Wednesday, July 31, 2013

Commentary # 3




Hello Tiana Kentera, after reading your paper, I feel that it was clear, organized, and soundly developed, a few bumps with spelling here and there. I feel that your essay was clear because you thesis was clear and you immediately identify that you believe that the government should stop trying to justify torture by calling it a different name like water boarding or enhanced torture.
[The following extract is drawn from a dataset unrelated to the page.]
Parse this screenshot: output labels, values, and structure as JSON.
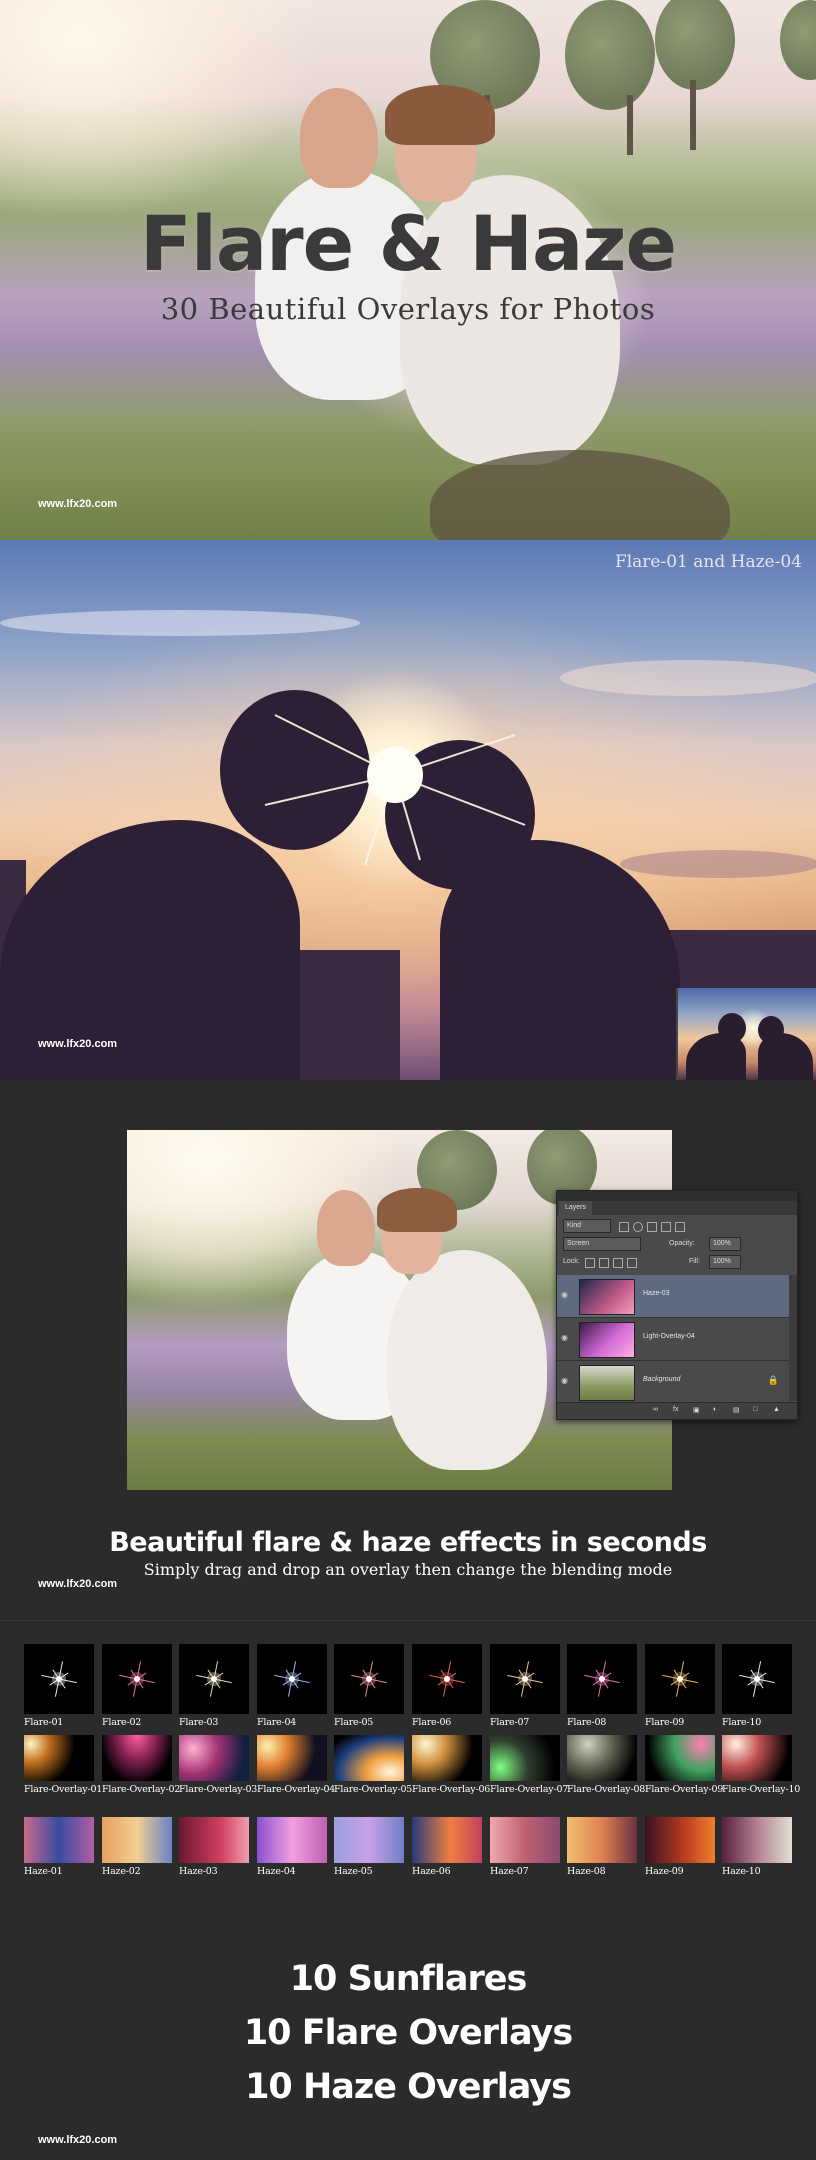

                I do feel that your criteria’s matched your arguments and you provided compelling evidence to support your thesis.  I like how you gave examples of Guantanamo Bay and the torturous ways the prisoners have to suffer by their superior officers. On your second paragraph you begin to describe what waterboarding is and you wrote “tying the prisoner or soldier to a board and wrapping towels around their face and dunking them in water,” I think you need to change the part of dunking them in water because the prisoners or soldiers don’t get dunked, the person who is water boarding adds the water to the towel. The criteria that especially hit me and that can persuade an audience to agree with you. What you can add to your argument is that you need to argue more on your criteria about Abu Ghraib prison, if the Americans in the pictures suffered the consequences of their actions. Another thing that I think you need to add in your introduction is that you just wrote Abu Ghraib but did not add prison to it, cause your audience might think it’s a person, like myself did not know it was a prison until the third page. I see that in your argument you are weight that torture is morally wrong and you give good examples but what can make your argument stronger is that you can add information on how torture is physical and psychological which can be permanent, because you only briefly mention it.  Another thing is that you can restructure your quotes so it would not seem like you are cherry picking or placing them randomly, that way your audience would not counter argue you.  You can also expand if John Yoo had any consequences to his misconduct. Besides that your argument is good, your paragraphs are good in length. You have a good conclusion that can easily be a transition to your proposal argument hopefully this helps you in your final draft coming up.  Good luck!